Überraschung im Prozess / Neonazi erfindet linksextremen Macheten-Angriff

01.12.2024 - 15.36 Uhr

Ein Schlag mit der Machete und einem Mann fehlen drei Finger. Der Neonazi behauptet, es waren Linksextreme. Das ist eine Lüge. Tatsächlich wollte er eine Behinderung geltend machen und staatliche Hilfe kassieren.

Mit einem äußerst skurrilen Fall von einem angeblichen Macheten-Überfall beschäftigt sich derzeit das Landgericht Chemnitz. Angeklagt ist ein 38-Jähriger, der einem anderen Mann auf dessen Verlangen hin drei Finger mit der Hiebwaffe abgeschlagen haben soll. Das mutmaßliche Opfer gab bei der Polizei an, es sei aus der Neonazi-Szene und von Linksextremen überfallen worden. Doch die Ermittler stießen rasch auf Widersprüche und die Lügengeschichte flog auf.

Der mutmaßliche Helfer bestritt in seinem jetzigen Strafprozess aber eine Tatbeteiligung. Nach Darstellung des 38-Jährigen wollte der damals 29-Jährige mit der verstümmelten Hand eine Behinderung geltend machen und staatliche Hilfe kassieren. Angeklagt ist der 38-Jährige wegen absichtlicher schwerer Körperverletzung in Tateinheit mit gefährlicher Körperverletzung. Nach Angaben des Gerichts ist er erheblich vorbestraft unter anderem wegen Diebstahls, Drogendelikten und Sachbeschädigung.

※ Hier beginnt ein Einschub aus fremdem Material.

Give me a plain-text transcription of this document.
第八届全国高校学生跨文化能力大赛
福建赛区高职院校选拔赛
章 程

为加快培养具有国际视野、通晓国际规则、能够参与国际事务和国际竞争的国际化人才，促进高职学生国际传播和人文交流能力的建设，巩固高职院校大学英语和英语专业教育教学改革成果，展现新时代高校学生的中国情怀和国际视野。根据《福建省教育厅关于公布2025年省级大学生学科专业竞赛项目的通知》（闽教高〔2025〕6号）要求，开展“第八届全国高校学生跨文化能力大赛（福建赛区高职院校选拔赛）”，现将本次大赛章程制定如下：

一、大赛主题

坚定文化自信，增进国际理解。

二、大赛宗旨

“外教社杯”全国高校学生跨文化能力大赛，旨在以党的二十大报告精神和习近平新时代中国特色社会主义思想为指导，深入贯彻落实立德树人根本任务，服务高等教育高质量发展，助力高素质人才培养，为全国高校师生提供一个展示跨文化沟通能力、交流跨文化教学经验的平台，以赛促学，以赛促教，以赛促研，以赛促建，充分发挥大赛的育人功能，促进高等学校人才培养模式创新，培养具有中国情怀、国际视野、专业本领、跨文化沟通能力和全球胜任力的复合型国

Als Entgelt war demnach vereinbart worden, dass der Angeklagte die abgehackte Hand behalten dürfe. Er habe sie den Ermittlungen zufolge in einem Glas einlegen wollen. Nur versehentlich habe der Machetenhieb nicht die gesamte Hand, sondern nur einige Finger abgetrennt.

Angeklagter: Opfer wollte es als Überfall von Linken fingieren

Es habe zwar eine derartige Absprache gegeben, erklärte Rechtsanwalt Patrick Schäfer zum Prozessauftakt. Sein Mandant habe dies zunächst aber nicht ernst genommen und die Bitte als "surreal" abgetan. Nach wiederholtem Nachhaken des Mannes habe er schließlich zugestimmt und vorgeschlagen, die Tat als Unfall bei Gartenarbeiten zu verschleiern. Das angebliche Opfer habe aber vorgeschlagen, es als Überfall von Mitgliedern der linken Szene zu fingieren. Die erfundene Geschichte war auch im Telegram-Kanal der rechtsextremen Freien Sachsen verbreitet worden.

Als der damals 29-Jährige aber die linke Hand auf einen Müllcontainer gelegt habe und sein Mandant mit einer Machete habe zuschlagen sollen, habe er Skrupel bekommen und abgebrochen, schilderte dessen Verteidiger weiter. Dann habe der damals 29-Jährige die Machete genommen und selbst zugeschlagen und sich dabei Zeige-, Mittel- und Ringfinger der linken Hand abgeschlagen. Anschließend habe der Verletzte den Notruf gewählt. Die Finger warf der Angeklagte in einen Glascontainer.

Angebliches Opfer erscheint mit Handprothese, schweigt aber vor Gericht

Gegen den heute 30-Jährigen läuft noch ein Ermittlungsverfahren wegen Vortäuschens einer Straftat. Der Mann erschien auch in diesem Prozess als Zeuge, an seiner linken Hand war eine Teilprothese zu erkennen. Er machte aber von seinem Recht, die Aussage zu verweigern, Gebrauch und schwieg.

In dem Verfahren sagte auch der Polizist aus, der den Verletzten noch am Tattag im Krankenhaus befragt hatte. Dieser habe ihm gesagt, er sei früher in Nordrhein-Westfalen in der Neonazi-Szene unterwegs gewesen und erst etwa zwei Jahre vor der Tat nach Chemnitz gekommen, dort aber nicht in der rechten Szene aktiv gewesen, gab der 51-Jährige die Aussage wieder. Am 15. August 2023 sei er im Park spazieren gegangen. Plötzlich sei er von drei bis vier maskierten Männern überfallen und geschlagen worden. Dann habe er einen Schmerz in der linken Hand gespürt und die Männer seien geflüchtet. Er habe mit seinem Gürtel den Arm abgebunden und den Notarzt alarmiert.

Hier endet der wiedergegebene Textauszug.